Writing about my Milford Track journey has been anticlimactic, words failing to capture the now laughable [then dangerous] mishaps and jaw-dropping awesomeness. But I'll share some things I wrote in my journal. That's right, I wrote some things with pen and paper just like I used to as a kid. Just don't ask me to write in cursive because I don't remember how. 

April 9, 2011
Second night of sleeplessness, thanks to the lively chorus of snorers and the overpowering stink of sweaty clothing.  I woke before my alarm, again, and not so quietly gathered all my belongings and went to the kitchen. There is no possible way to exit the bunk rooms discretely, so I made all my noise at once and raced out before anyone could see me.  

The Milford Track Brochure published by the DOC [that I studied closely-ish] purports the climb over Mackinnon Pass to be a long and tough 14km: "For many walkers, this is the most difficult part of the track."  Since I am physically unstable from the herd of the elephants I packed in my bag, my goals for the day are to appreciate all things big and small, to not be the one airlifted out of here, and to be at the Dumpling Hut before dark.  I left at about 7:15am, just after sunrise.

The eerie morning mist settled above the trail as I began the hike uphill. Carefully calculating my path through the rocky terrain, I slowly traversed the mountainside, pausing at switchbacks to rest for a few seconds.  About two hours in, nearing the summit, I cleared the tree-line and was enveloped in a dense fog rapidly changing colors from grey to blue to orange.  As I watched the sun fight to dominate the sky, mountain peaks appeared in the distance, their bases cut off by thick clouds.  It was like looking into another dimension, the wall disintegrated and a new world materialized ... right ...  there.
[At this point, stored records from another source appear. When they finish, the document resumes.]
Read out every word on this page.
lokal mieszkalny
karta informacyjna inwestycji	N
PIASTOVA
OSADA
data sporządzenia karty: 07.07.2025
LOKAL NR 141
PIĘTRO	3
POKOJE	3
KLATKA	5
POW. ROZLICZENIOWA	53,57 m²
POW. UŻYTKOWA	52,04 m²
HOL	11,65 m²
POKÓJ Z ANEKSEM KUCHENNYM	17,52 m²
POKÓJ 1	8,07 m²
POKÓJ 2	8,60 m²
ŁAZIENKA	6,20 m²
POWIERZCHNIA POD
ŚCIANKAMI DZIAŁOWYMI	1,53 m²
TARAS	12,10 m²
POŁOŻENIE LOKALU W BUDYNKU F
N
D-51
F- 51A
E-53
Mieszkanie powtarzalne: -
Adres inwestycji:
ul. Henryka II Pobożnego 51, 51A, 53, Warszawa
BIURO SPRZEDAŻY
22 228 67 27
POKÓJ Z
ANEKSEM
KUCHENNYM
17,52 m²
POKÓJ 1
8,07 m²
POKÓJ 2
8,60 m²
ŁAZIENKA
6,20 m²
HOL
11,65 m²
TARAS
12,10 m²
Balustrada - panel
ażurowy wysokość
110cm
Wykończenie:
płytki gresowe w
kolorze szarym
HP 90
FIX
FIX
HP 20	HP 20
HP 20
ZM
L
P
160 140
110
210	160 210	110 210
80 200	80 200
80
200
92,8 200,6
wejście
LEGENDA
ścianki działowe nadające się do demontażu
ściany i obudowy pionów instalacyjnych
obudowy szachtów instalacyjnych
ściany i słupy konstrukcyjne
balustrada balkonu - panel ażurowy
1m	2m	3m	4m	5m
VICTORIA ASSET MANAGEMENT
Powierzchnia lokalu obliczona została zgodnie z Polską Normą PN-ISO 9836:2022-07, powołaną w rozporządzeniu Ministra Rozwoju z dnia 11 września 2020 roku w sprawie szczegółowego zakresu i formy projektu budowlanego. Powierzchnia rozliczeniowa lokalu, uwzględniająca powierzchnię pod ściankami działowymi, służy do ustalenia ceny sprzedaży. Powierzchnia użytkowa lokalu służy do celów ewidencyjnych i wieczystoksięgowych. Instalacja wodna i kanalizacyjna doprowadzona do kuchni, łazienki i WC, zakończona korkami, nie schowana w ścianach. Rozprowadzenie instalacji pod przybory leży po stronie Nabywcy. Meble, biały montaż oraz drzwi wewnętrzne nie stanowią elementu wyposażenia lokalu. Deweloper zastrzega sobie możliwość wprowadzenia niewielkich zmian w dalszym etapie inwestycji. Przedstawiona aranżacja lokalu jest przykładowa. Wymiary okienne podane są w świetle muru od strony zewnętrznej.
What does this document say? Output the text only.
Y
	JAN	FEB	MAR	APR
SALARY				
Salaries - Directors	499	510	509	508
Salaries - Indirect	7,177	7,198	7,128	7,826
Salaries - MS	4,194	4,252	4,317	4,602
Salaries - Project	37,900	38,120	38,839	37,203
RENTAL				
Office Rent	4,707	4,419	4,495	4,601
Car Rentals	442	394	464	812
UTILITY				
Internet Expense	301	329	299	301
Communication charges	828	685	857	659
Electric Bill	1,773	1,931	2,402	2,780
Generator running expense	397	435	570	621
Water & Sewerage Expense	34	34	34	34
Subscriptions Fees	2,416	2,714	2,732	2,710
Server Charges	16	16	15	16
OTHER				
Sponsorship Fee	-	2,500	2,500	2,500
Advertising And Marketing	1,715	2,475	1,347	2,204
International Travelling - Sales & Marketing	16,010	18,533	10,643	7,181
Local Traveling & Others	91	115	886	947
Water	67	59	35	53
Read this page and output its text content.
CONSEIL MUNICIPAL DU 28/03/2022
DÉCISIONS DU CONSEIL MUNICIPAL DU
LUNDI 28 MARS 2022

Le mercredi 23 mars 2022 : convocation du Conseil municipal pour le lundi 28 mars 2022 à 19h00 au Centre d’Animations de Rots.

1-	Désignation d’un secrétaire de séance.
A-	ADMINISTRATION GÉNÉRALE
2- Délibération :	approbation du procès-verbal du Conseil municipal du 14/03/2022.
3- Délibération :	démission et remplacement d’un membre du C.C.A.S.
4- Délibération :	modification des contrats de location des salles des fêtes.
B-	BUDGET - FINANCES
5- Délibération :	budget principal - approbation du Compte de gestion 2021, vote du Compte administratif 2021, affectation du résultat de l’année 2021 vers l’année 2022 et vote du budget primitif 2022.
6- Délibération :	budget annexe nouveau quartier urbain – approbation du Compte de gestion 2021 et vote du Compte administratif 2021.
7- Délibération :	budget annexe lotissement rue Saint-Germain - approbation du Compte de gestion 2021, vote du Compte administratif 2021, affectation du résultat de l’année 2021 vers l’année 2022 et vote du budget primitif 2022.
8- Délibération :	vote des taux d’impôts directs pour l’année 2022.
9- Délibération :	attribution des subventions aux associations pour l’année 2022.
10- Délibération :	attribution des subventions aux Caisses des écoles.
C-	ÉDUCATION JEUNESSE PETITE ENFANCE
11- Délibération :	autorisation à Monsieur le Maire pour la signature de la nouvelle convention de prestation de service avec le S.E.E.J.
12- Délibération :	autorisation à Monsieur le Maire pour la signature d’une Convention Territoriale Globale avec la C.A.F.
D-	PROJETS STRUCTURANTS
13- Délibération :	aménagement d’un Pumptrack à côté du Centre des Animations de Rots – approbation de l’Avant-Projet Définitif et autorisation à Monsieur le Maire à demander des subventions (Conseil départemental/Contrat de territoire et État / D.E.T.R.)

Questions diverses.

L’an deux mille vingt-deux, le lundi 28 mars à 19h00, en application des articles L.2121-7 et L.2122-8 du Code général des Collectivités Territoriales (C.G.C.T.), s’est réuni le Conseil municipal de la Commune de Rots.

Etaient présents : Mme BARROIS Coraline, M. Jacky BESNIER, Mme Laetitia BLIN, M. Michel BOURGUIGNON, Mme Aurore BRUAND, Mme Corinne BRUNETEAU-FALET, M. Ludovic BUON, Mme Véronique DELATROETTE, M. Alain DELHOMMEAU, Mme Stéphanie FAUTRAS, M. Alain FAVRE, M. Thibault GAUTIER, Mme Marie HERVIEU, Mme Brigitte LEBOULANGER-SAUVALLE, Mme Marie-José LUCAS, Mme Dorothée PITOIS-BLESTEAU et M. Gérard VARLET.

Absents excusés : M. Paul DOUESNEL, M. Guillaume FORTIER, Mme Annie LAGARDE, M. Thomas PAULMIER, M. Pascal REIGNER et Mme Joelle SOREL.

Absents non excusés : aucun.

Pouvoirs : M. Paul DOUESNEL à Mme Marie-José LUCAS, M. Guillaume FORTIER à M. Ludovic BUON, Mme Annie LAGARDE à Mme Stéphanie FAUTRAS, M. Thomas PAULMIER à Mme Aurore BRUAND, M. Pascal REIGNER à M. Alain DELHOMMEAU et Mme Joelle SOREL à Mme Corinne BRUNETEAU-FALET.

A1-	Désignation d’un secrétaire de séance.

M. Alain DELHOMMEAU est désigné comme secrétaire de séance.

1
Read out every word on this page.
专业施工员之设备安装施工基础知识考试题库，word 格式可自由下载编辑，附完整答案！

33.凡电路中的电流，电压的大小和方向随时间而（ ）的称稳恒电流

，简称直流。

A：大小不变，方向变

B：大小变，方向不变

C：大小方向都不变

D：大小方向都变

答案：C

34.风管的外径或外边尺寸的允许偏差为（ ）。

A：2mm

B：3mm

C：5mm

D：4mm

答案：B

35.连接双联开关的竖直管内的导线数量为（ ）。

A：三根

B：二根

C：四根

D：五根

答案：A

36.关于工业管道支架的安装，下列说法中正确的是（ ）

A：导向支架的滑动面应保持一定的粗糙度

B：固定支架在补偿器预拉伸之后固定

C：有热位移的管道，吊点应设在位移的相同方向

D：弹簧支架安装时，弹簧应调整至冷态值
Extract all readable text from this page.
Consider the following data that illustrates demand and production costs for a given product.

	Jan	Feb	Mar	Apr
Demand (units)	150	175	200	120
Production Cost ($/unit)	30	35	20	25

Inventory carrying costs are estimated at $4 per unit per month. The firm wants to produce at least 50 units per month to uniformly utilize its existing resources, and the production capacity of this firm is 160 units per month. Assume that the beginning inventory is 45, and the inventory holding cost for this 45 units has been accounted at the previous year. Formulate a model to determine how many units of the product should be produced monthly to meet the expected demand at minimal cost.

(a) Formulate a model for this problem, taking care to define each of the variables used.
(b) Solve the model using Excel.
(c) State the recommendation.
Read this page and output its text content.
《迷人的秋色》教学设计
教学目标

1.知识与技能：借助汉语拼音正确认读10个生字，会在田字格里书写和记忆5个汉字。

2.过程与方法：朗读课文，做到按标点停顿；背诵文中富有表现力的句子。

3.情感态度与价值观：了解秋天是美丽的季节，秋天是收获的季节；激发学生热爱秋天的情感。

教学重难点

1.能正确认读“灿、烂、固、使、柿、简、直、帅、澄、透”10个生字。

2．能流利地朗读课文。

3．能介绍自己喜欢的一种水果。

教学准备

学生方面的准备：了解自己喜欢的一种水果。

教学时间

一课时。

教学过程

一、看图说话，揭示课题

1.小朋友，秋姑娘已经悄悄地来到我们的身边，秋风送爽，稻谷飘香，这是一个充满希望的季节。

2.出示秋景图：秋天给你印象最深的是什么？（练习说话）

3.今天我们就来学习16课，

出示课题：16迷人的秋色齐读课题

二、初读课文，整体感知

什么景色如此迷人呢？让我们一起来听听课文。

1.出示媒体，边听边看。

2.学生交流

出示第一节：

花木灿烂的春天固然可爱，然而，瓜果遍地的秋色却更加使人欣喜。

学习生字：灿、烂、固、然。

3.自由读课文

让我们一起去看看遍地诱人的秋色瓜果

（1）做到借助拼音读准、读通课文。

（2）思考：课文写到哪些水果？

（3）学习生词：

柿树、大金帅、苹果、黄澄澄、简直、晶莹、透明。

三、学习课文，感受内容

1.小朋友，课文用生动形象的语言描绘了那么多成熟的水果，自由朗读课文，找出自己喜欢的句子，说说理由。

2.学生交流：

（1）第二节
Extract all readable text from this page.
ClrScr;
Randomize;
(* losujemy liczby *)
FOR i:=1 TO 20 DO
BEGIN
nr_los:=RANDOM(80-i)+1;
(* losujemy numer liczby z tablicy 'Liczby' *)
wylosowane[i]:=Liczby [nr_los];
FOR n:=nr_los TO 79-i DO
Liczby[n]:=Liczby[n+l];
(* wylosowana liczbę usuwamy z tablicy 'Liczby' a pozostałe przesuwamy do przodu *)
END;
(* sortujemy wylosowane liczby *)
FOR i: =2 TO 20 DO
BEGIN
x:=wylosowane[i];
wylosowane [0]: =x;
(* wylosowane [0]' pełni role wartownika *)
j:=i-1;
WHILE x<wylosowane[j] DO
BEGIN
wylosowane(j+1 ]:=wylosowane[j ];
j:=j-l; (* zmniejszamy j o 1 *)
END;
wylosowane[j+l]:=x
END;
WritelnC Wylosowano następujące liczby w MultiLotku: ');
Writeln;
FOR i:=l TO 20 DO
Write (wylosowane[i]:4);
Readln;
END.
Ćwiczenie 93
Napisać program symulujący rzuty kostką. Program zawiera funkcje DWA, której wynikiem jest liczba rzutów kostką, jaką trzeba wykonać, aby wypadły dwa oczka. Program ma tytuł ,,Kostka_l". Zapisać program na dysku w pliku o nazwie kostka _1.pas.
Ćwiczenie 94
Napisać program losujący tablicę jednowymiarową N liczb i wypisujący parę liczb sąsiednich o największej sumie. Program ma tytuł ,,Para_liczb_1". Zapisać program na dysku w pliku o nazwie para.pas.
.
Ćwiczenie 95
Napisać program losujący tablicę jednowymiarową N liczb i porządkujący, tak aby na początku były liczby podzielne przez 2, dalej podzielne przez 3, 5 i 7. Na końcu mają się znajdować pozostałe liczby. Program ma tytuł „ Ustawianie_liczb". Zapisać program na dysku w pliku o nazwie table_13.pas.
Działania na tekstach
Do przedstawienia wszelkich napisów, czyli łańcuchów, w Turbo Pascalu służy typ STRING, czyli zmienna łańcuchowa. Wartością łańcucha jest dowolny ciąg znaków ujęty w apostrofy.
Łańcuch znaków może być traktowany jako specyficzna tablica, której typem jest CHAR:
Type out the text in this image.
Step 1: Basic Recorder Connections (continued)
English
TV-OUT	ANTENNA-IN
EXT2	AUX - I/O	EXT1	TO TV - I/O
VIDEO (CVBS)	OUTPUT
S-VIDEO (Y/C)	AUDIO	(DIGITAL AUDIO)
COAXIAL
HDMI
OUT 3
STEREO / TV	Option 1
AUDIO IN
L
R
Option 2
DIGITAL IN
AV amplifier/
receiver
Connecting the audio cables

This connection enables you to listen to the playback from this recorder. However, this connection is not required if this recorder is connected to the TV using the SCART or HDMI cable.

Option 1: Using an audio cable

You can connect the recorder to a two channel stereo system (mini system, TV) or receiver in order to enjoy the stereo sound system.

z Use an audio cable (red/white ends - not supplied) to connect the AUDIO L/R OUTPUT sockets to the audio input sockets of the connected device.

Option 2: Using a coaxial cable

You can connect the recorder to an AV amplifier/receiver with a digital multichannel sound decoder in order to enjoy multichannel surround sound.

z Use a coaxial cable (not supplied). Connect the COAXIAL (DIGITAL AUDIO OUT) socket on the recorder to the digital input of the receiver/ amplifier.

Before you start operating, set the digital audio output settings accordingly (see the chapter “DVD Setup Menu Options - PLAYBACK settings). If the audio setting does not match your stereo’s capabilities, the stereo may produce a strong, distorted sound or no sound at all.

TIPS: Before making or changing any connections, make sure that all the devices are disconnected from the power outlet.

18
Next to me, in the middle of nowhere, by myself, a whole new world. Does anyone else see this?

The fog sank into the valley and the bright sunshine conquered Mackinnon Pass.  A fogbow exploded from the mountain and come on New Zealand, really, now you are just showing off.

After a short break at the Mackinnon Pass Day Shelter, I tackled the miserable descent and all of its treachery. The brochure was right, it was difficult.  In fact, it was brutally destructive on every joint in my body and was insistent on toppling me, rolling me down a hill, and throwing me off a cliff.  I kept repeating my mantra though, "I will not be airlifted out of here," evaluated the placement of every footstep, and balanced my overweighted body on the "uneven, rocky terrain." Although I was one of the last to arrive at the Dumpling Hut, the sun was still out, there were no helicopters coming for me, and I had a truly thrilling day.

 Entering the String Bean Forest.

Danger: Mackinnon Pass.

 Good morning sunshine. 

Fogbow: it's sort of like a rainbow but in fog.

 Summit reflections.

Looks like an ocean but it's fog settled in the valley.

Nesting Weka.

 Spider webs fall. 

Blue pools.

 Closest I have ever been to a full rainbow. 

Southerland Falls: New Zealand's tallest waterfall, 580m.